Foram vários os estragos. Dentre eles, destacamos os acontecidos nas cidades de Guidoval e Além Paraíba, em Minas Gerais, e o distrito de Jamapará, em Sapucaia, no Rio de Janeiro, onde houve graves prejuízos a toda população, como perdas de habitações, desaparecimento e mortes de pessoas. Perdas de patrimônio material, imaterial e sentimental. Traumas que as obras, infelizmente, não mitigam.

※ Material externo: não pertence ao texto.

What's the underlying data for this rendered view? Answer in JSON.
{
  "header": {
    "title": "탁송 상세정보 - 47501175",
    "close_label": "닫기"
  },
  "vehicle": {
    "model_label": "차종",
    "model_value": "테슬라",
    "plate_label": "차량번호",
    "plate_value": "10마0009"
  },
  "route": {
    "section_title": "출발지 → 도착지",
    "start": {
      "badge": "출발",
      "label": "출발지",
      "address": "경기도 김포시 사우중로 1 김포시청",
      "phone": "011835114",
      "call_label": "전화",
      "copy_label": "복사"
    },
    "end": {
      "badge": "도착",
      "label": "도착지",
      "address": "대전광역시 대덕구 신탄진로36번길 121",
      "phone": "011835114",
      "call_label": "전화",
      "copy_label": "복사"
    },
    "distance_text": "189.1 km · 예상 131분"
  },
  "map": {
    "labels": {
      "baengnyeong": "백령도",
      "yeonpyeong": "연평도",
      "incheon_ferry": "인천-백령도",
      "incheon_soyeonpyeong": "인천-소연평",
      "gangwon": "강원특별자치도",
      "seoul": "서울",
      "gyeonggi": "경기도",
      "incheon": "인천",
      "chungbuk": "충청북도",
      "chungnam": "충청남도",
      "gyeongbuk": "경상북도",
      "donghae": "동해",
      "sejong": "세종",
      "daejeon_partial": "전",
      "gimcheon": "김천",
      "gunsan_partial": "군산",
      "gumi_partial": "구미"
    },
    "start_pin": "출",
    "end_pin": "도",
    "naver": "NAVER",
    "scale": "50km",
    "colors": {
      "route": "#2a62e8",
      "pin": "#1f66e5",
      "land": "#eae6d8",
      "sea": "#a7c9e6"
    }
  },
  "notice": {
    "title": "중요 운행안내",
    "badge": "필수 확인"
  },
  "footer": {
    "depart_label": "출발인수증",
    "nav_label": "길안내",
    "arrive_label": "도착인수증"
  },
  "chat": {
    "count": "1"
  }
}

Tais tragédias anunciadas são reforçadas por um histórico de negligência do poder público. O processo de ocupação urbana no Brasil se deu, na maioria das cidades, de maneira desordenada, levando grande parte da população pauperizada a construir suas casas em áreas denominadas de risco, ou seja, áreas suscetíveis e, cada vez mais, vulneráveis aos fenômenos climáticos repetidos e mais intensos. Dessa forma, entendemos que tais catástrofes são mais um problema de ordem econômica e política, do que estritamente ambiental, conforme se apregoa na mídia. A população que vive em áreas de riscos é, em sua grande maioria, constituída por famílias pobres desprovidas de condições de habitar em localidades seguras, privilegiadas por amenidades e com melhor infraestrutura.

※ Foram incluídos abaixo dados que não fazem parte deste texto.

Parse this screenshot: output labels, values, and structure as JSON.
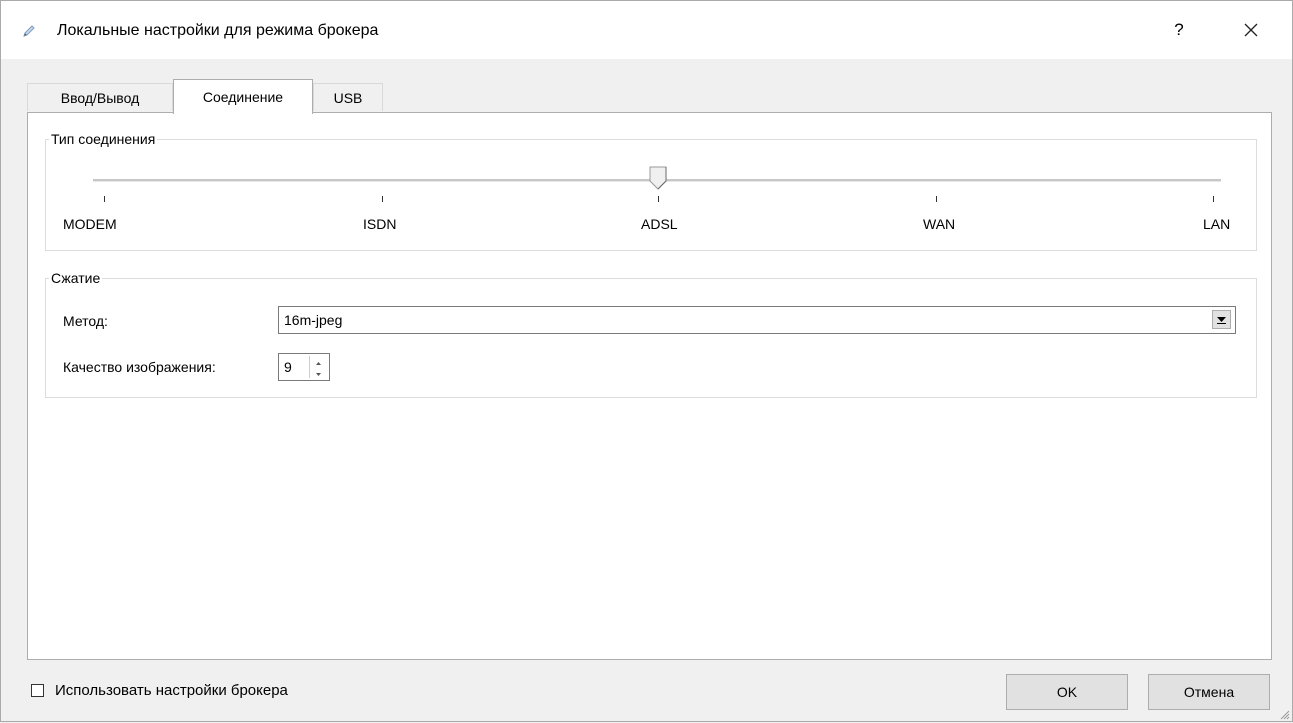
{
  "window": {
    "title": "Локальные настройки для режима брокера",
    "help_label": "?",
    "close_label": "✕"
  },
  "tabs": [
    {
      "label": "Ввод/Вывод",
      "active": false
    },
    {
      "label": "Соединение",
      "active": true
    },
    {
      "label": "USB",
      "active": false
    }
  ],
  "connection": {
    "group_title": "Тип соединения",
    "options": [
      "MODEM",
      "ISDN",
      "ADSL",
      "WAN",
      "LAN"
    ],
    "selected": "ADSL"
  },
  "compression": {
    "group_title": "Сжатие",
    "method_label": "Метод:",
    "method_value": "16m-jpeg",
    "quality_label": "Качество изображения:",
    "quality_value": "9"
  },
  "footer": {
    "checkbox_label": "Использовать настройки брокера",
    "checkbox_checked": false,
    "ok_label": "OK",
    "cancel_label": "Отмена"
  },
  "icons": {
    "app": "pencil-icon",
    "close": "close-icon",
    "combo_arrow": "chevron-down-icon",
    "spin_up": "arrow-up-icon",
    "spin_down": "arrow-down-icon",
    "grip": "resize-grip-icon"
  }
}
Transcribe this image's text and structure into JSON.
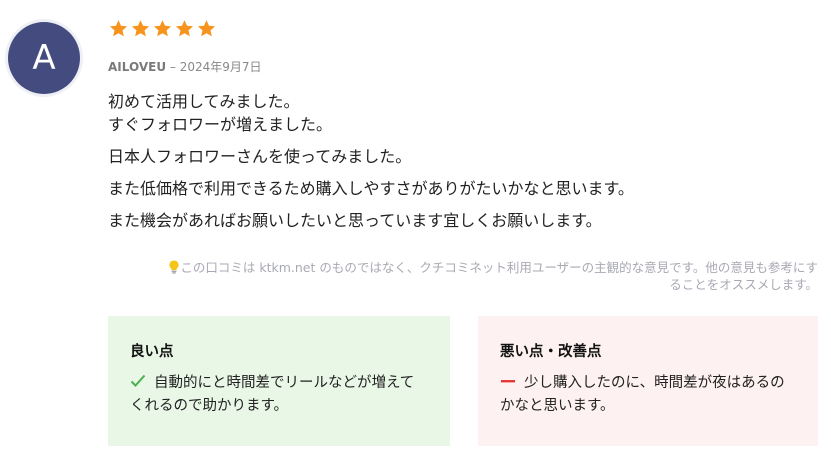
{
  "review": {
    "avatar_letter": "A",
    "rating": 5,
    "rating_max": 5,
    "author": "AILOVEU",
    "separator": " – ",
    "date": "2024年9月7日",
    "paragraphs": {
      "p1_line1": "初めて活用してみました。",
      "p1_line2": "すぐフォロワーが増えました。",
      "p2": "日本人フォロワーさんを使ってみました。",
      "p3": "また低価格で利用できるため購入しやすさがありがたいかなと思います。",
      "p4": "また機会があればお願いしたいと思っています宜しくお願いします。"
    },
    "disclaimer_line1": "この口コミは ktkm.net のものではなく、クチコミネット利用ユーザーの主観的な意見です。他の意見も参考にす",
    "disclaimer_line2": "ることをオススメします。"
  },
  "pros": {
    "title": "良い点",
    "text": "自動的にと時間差でリールなどが増えてくれるので助かります。"
  },
  "cons": {
    "title": "悪い点・改善点",
    "text": "少し購入したのに、時間差が夜はあるのかなと思います。"
  },
  "colors": {
    "star": "#f7941d",
    "avatar_bg": "#444b7e",
    "pros_bg": "#e8f7e6",
    "cons_bg": "#fdf1f1",
    "check": "#4caf50",
    "minus": "#e53935",
    "bulb": "#f5c518"
  }
}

Em Jamapará, por exemplo, trata-se de uma ocupação relativamente antiga. O distrito fica em uma área estreita, margeado, de um lado, pelo Paraíba do Sul e, do outro, pelas íngremes encostas, que reforçam a sua estrutura de risco. Sendo assim, a ocupação da localidade se deu, como não poderia deixar de ser, em áreas de alto risco: de um lado, as cheias do Paraíba do Sul e, do outro, o risco de escorregamento e deslizamento das encostas.
Com o passar dos anos, os avanços da ciência, da tecnologia e da legislação urbana e ambiental já deveriam ter sido aplicados efetivamente, para dar o suporte necessário para a regularização dessas áreas. Porém, como dito anteriormente, a negligencia do poder público com essa população e com as áreas de risco permitiu que a ocupação do distrito se ampliasse praticamente em sua totalidade sobre as áreas de riscos.
Em Além Paraíba, as margens do rio Limoeiro, em área urbana, estão todas ocupadas, não sendo respeitados os limites mínimos de Área de Proteção Permanente APP, segundo regulamenta a legislação ambiental. Outro aspecto relevante é o efeito de impermeabilização das margens do rio, aumentando a velocidade da água no período de cheias e diminuindo sua capacidade de infiltração, o que justifica a violência das águas e o fácil transbordamento. O mesmo caso acontece com o rio Paraíba do Sul, tanto em Além Paraíba quanto em Jamapará, em suas margens direita e esquerda.
Tais processos evidenciam a falta e a fragilidade do planejamento nas pequenas cidades, onde o fluxo e o investimento em capitais e infraestrutura são menores. As prefeituras dessas cidades se limitam a ações efêmeras e imediatistas frente às catástrofes.
Diante dos fatos, não podemos responsabilizar o clima, a geomorfologia e tampouco as pessoas que ocupam áreas de riscos. Devemos entender o processo de ocupação urbana das áreas de risco e entender as raízes da desigualdade social e espacial.
O poder público, nas suas variadas esferas, deve fazer cumprir a legislação e também preparar as equipes técnicas necessárias para o desenvolvimento de planos e execução de atividades que minimizem ao máximo o risco de uma catástrofe.
De forma geral, faz-se necessária a elaboração de um plano diretor que considere estudos detalhados das áreas de riscos, delimitando e sugerindo corretamente a área urbana a ser ocupada, assim como um planejamento responsável e respeitoso para a adequação das moradias ao ambiente, ou, em casos extremos de indicação técnica, a remoção digna dos moradores para áreas seguras e urbanizadas. Nesse aspecto, o papel das equipes técnicas multidisciplinares é fundamental para a promoção e elaboração de políticas públicas que minimizem esses desastres ambientais.
Diante de tal relato-manifesto, nós da AGB/JF, viemos em caráter de denúncia, exigir posicionamentos e respostas dos órgãos públicos competentes, bem como nos manifestar em repúdio ao descaso das prefeituras locais em relação aos acontecimentos, as quais se restringem às ações de cunho paliativo e remediador. Da mesma forma, é preciso empoderar, assessorar e incentivar a mobilização dos moradores e a participação comunitária na busca de soluções urbanísticas que garantam o bem-estar e o bem-morar. Enquanto não pensarmos a cidade de maneira mais justa e socialmente referenciada, continuaremos a rever tragédias ambientais anunciadas pela falta de planejamento.
Afinal, a Meteorologia deve anunciar a chuva, mas não a tragédia!